Recently I had to go to an appointment with a psychologist. My beloved friend was not in town, and I have what they call a boil. In addition, I wanted to think that talking to a specialist is not just a conversation, scratching the tongue. That she could give me some good advice. And just to listen to it. Without interruptions and interjections about what a wonderful situation I have. "But other people, no, listen to me!" My friend could never stop and listen. That's her only drawback.



But it wasn't. My “specialist” turned out to be a very peculiar girl and the conversation, which in my understanding was supposed to be informative and contributing to the solution of my problem, turned out to be as difficult and even silly as possible. From the beginning, I began to be squeezed on those fronts that I did not even pay attention to. We found out my temperament type, then Alexei’s temperament type. Whether we fit each other or the Light is his ideal.

It turned out that my husband is very close spiritually to his touched ex. Because men like these "psychotics", close to children. To which I answered correctly, no. He has nothing like it in his character, and never has. Moreover, I want to have a child with him myself, but I am not sure that we will pull him out financially. And when you work at all, you need to drive the Light around the city.



But a woman claiming to be a professional psychologist stopped me from trying to translate the topic to my husband’s ex-wife. Thank God, I didn’t start blaming my parents, as movie psychologists often do. I probably couldn't stand it. We talked for a long time about our relationship with my husband and about the fact that Sveta has probably been in a relationship with Alexei for a long time, they just keep it a secret from me. To which I replied that I was sure otherwise. Unfortunately, for my one-time psychologist, I was not in authority, so she just stubbornly ignored my words.
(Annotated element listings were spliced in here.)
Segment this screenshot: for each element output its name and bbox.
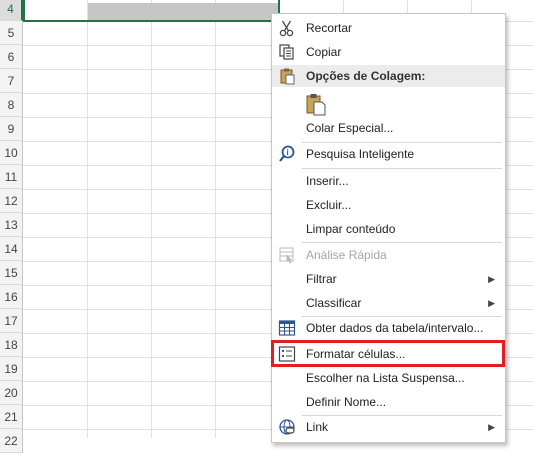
menu-label: Recortar: [306, 21, 353, 35]
row-header[interactable]: 11: [0, 165, 23, 189]
menu-item-sort[interactable]: Classificar ▶: [272, 291, 505, 315]
menu-label: Pesquisa Inteligente: [306, 147, 415, 161]
link-icon: [278, 418, 296, 436]
header-label: Opções de Colagem:: [306, 69, 426, 83]
menu-item-get-data[interactable]: Obter dados da tabela/intervalo...: [272, 316, 505, 340]
menu-item-copy[interactable]: Copiar: [272, 40, 505, 64]
menu-label: Análise Rápida: [306, 248, 387, 262]
annotation-highlight-box: [271, 340, 505, 367]
row-header[interactable]: 17: [0, 309, 23, 333]
row-header[interactable]: 8: [0, 93, 23, 117]
paste-icon: [304, 92, 328, 116]
menu-item-filter[interactable]: Filtrar ▶: [272, 267, 505, 291]
menu-item-clear-contents[interactable]: Limpar conteúdo: [272, 217, 505, 241]
submenu-arrow-icon: ▶: [488, 274, 495, 284]
menu-item-cut[interactable]: Recortar: [272, 16, 505, 40]
menu-label: Escolher na Lista Suspensa...: [306, 371, 465, 385]
submenu-arrow-icon: ▶: [488, 298, 495, 308]
paste-button[interactable]: [272, 90, 505, 118]
menu-label: Filtrar: [306, 272, 337, 286]
row-header[interactable]: 5: [0, 21, 23, 45]
row-header[interactable]: 20: [0, 381, 23, 405]
row-header[interactable]: 13: [0, 213, 23, 237]
clipboard-icon: [278, 67, 296, 85]
row-header[interactable]: 10: [0, 141, 23, 165]
menu-item-insert[interactable]: Inserir...: [272, 169, 505, 193]
menu-item-link[interactable]: Link ▶: [272, 415, 505, 439]
menu-label: Link: [306, 420, 329, 434]
menu-label: Excluir...: [306, 198, 352, 212]
submenu-arrow-icon: ▶: [488, 422, 495, 432]
smart-lookup-icon: i: [278, 145, 296, 163]
row-header[interactable]: 14: [0, 237, 23, 261]
menu-item-pick-from-list[interactable]: Escolher na Lista Suspensa...: [272, 366, 505, 390]
menu-label: Inserir...: [306, 174, 349, 188]
table-icon: [278, 319, 296, 337]
svg-text:i: i: [287, 148, 289, 157]
menu-label: Limpar conteúdo: [306, 222, 396, 236]
menu-label: Classificar: [306, 296, 362, 310]
row-header[interactable]: 15: [0, 261, 23, 285]
row-header[interactable]: 7: [0, 69, 23, 93]
row-header[interactable]: 18: [0, 333, 23, 357]
selected-range[interactable]: [23, 0, 280, 22]
row-header[interactable]: 6: [0, 45, 23, 69]
gridline: [87, 0, 88, 438]
quick-analysis-icon: [278, 246, 296, 264]
menu-item-quick-analysis: Análise Rápida: [272, 243, 505, 267]
row-header[interactable]: 19: [0, 357, 23, 381]
row-header[interactable]: 21: [0, 405, 23, 429]
row-header[interactable]: 16: [0, 285, 23, 309]
context-menu: Recortar Copiar Opções de Colagem: Colar…: [271, 13, 506, 443]
gridline: [215, 0, 216, 438]
menu-item-delete[interactable]: Excluir...: [272, 193, 505, 217]
menu-label: Copiar: [306, 45, 342, 59]
menu-item-smart-lookup[interactable]: i Pesquisa Inteligente: [272, 142, 505, 166]
row-header[interactable]: 4: [0, 0, 23, 21]
gridline: [151, 0, 152, 438]
row-header[interactable]: 9: [0, 117, 23, 141]
row-header[interactable]: 22: [0, 429, 23, 453]
menu-label: Obter dados da tabela/intervalo...: [306, 321, 484, 335]
menu-item-paste-special[interactable]: Colar Especial...: [272, 116, 505, 140]
menu-item-define-name[interactable]: Definir Nome...: [272, 390, 505, 414]
row-header[interactable]: 12: [0, 189, 23, 213]
paste-options-header: Opções de Colagem:: [272, 65, 505, 87]
menu-label: Colar Especial...: [306, 121, 394, 135]
scissors-icon: [278, 19, 296, 37]
menu-label: Definir Nome...: [306, 395, 387, 409]
copy-icon: [278, 43, 296, 61]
Perhaps it was much more useful to spend that money not on a questionable specialist, but on shopping. Or a gym. I always forget that exercise relaxes your brain and makes your body more resilient. And that's exactly what I could use. Well, at least I wasn't home alone, that's good.
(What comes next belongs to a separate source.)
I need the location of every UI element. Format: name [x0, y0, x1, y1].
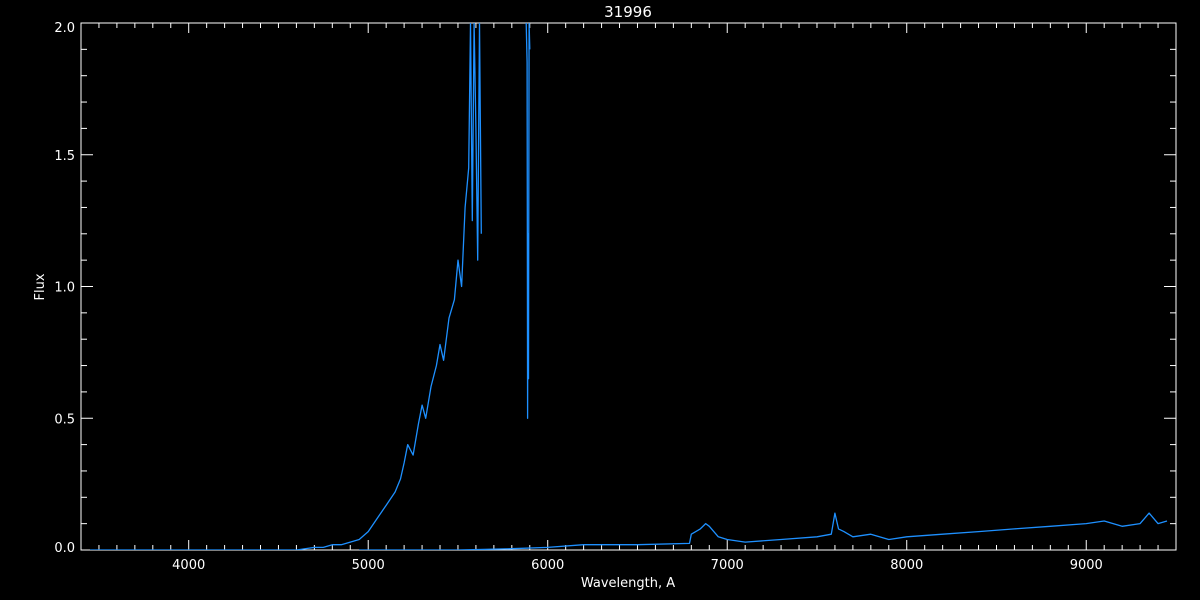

In general, as you know, I have not achieved much success in my question. Conversations with her husband and his ex did not lead to anything. Psychologist, I'd rather not talk about her. And my friend still hasn't come, although she's unlikely to be able to advise me on this. So, people of the Internet, I'm talking to you. Maybe someone can give me some advice about my situation. Maybe someone had something like that. I would be very grateful. I can't stand it anymore, but I'm still holding on. Or should I find a new man?